<VV> Carter AFB on 66 140

Tony Underwood tonyu at roava.net
Fri Jun 8 20:15:36 EDT 2007


At 01:30 PM 6/8/2007, Matt Nall wrote:
>If your carb is standard practice jetting NOW.....  just reverse the 
>primary / secondary jets....  done it many times with no ill effects!
>
>Secondaries have no metering rod and are smaller dia.
>
>Also,  if available...a softer spring on the MR's will let it drop 
>at a lower vacuum!


THIS is the way to control fuel metering in an AFB, via those 
springs.   Sometimes in sterner situations you MIGHT have to change 
the primary jets but almost always it's metering rods and 
springs.   Never ever had to change a jet on any AFB.     I'd not 
recommend it myself.

It's ALL about metering rods.

By the way, a puff of black smoke when starting out while running an 
AFB is almost always the sign for a softer spring set for the 
metering rods.   A 'Vair engine is small displacement and there's so 
little volume in the intake system...  crack the throttle more than a 
little bit and intake vacuum drops to almost nothing RIGHT NOW and 
those springs slam up, metering rods jerk out of the jets which then 
dump lots of fuel into the carb's metering system, and there goes the 
puff of sooty smoke out the tailpipes, and your mileage along with it.

Softer springs...  in fact, *very* soft...  keep those metering rods 
under control and have them open up ONLY under very low vacuum 
conditions.    That all by itself will make a big difference in an 
AFB's fuel mileage capabilities, especially with around-town 
driving.    And the metering rods and springs are SO easy to change 
on an AFB... all you need is a screwdriver and a minute.

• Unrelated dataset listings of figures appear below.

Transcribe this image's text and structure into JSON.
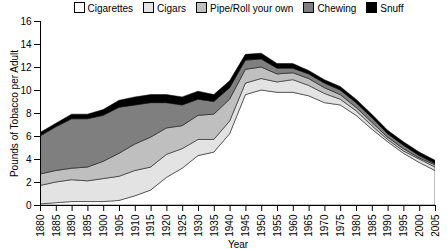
{
  "chart_data": {
    "type": "area",
    "stacked": true,
    "x_label": "Year",
    "y_label": "Pounds of Tobacco per Adult",
    "x": [
      1880,
      1885,
      1890,
      1895,
      1900,
      1905,
      1910,
      1915,
      1920,
      1925,
      1930,
      1935,
      1940,
      1945,
      1950,
      1955,
      1960,
      1965,
      1970,
      1975,
      1980,
      1985,
      1990,
      1995,
      2000,
      2005
    ],
    "series": [
      {
        "name": "Cigarettes",
        "color": "#ffffff",
        "values": [
          0.1,
          0.2,
          0.3,
          0.3,
          0.3,
          0.4,
          0.8,
          1.3,
          2.4,
          3.2,
          4.3,
          4.6,
          6.2,
          9.6,
          10.0,
          9.8,
          9.8,
          9.5,
          8.9,
          8.7,
          7.8,
          6.6,
          5.5,
          4.5,
          3.7,
          3.0
        ]
      },
      {
        "name": "Cigars",
        "color": "#e3e3e3",
        "values": [
          1.6,
          1.8,
          1.9,
          1.8,
          2.0,
          2.1,
          2.2,
          2.0,
          2.0,
          1.7,
          1.4,
          1.1,
          1.1,
          1.0,
          1.0,
          0.9,
          1.1,
          0.9,
          0.8,
          0.5,
          0.4,
          0.3,
          0.2,
          0.2,
          0.3,
          0.3
        ]
      },
      {
        "name": "Pipe/Roll your own",
        "color": "#bfbfbf",
        "values": [
          1.0,
          1.0,
          1.0,
          1.2,
          1.5,
          2.0,
          2.3,
          2.6,
          2.3,
          2.0,
          2.1,
          2.2,
          1.9,
          1.2,
          1.0,
          0.7,
          0.6,
          0.6,
          0.5,
          0.4,
          0.3,
          0.3,
          0.2,
          0.2,
          0.1,
          0.2
        ]
      },
      {
        "name": "Chewing",
        "color": "#7f7f7f",
        "values": [
          3.3,
          3.8,
          4.3,
          4.2,
          4.0,
          4.0,
          3.4,
          3.0,
          2.2,
          1.8,
          1.4,
          1.1,
          1.0,
          0.8,
          0.7,
          0.5,
          0.4,
          0.4,
          0.4,
          0.4,
          0.4,
          0.4,
          0.3,
          0.3,
          0.2,
          0.1
        ]
      },
      {
        "name": "Snuff",
        "color": "#000000",
        "values": [
          0.3,
          0.3,
          0.4,
          0.4,
          0.5,
          0.6,
          0.7,
          0.7,
          0.7,
          0.7,
          0.7,
          0.6,
          0.6,
          0.5,
          0.5,
          0.4,
          0.4,
          0.3,
          0.3,
          0.3,
          0.3,
          0.3,
          0.3,
          0.3,
          0.3,
          0.3
        ]
      }
    ],
    "xlim": [
      1880,
      2005
    ],
    "xticks": [
      1880,
      1885,
      1890,
      1895,
      1900,
      1905,
      1910,
      1915,
      1920,
      1925,
      1930,
      1935,
      1940,
      1945,
      1950,
      1955,
      1960,
      1965,
      1970,
      1975,
      1980,
      1985,
      1990,
      1995,
      2000,
      2005
    ],
    "ylim": [
      0,
      16
    ],
    "yticks": [
      0,
      2,
      4,
      6,
      8,
      10,
      12,
      14,
      16
    ],
    "grid": false,
    "legend": "top"
  }
}
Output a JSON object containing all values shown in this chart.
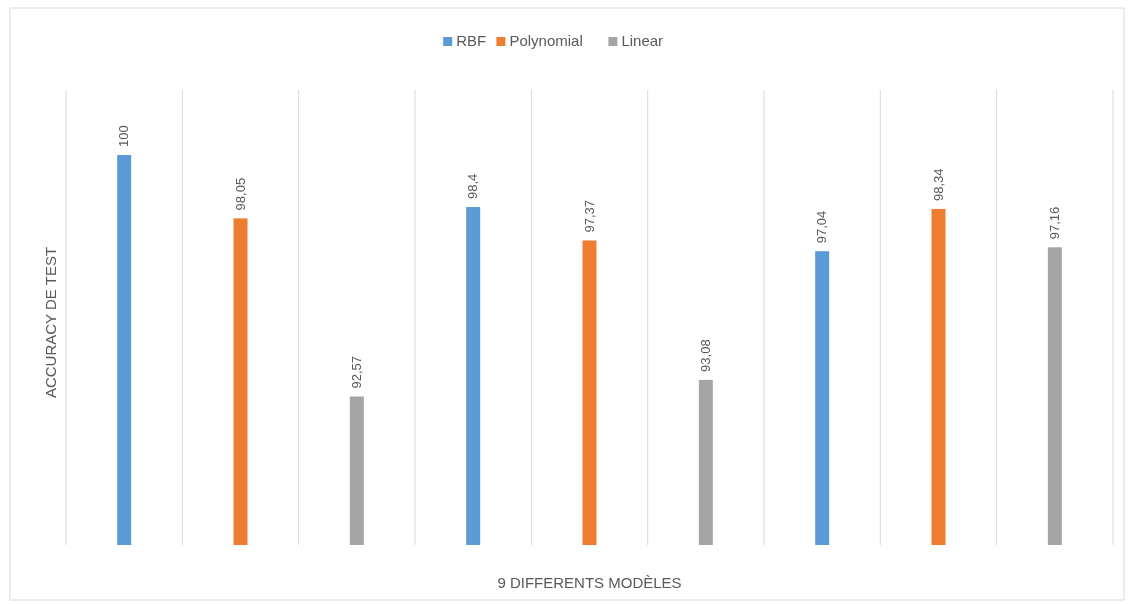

Haunt Ebay and pick up a Carter "Strip Kit" metering rod kit, best 
thing for tuning an AFB for best effect.    You'll likely not get 
springs with the kit, depending on which one you find...  might have 
to check around the hotrod shops for softer springs, or "roll your 
own" from just about any spring stock you might be able to turn up 
from whatever or where ever.     It's the traditional hotrodder way...

Or, you can use the rods in the Strip Kit which lean the mixture 
through the maximum travel (no steps through most of their length 
until the end), which accomplishes pretty much the same 
thing.   Experiment with them.



>Always remember.....   no 2 FACTORY built cars/ engine  run the same...


Hell, no two engines act alike even when carefully custom built to be 
identical.     Your logic here is on the money...

Hotrodder's rule of thumb:

Forget the rule books, run what the engine likes to run.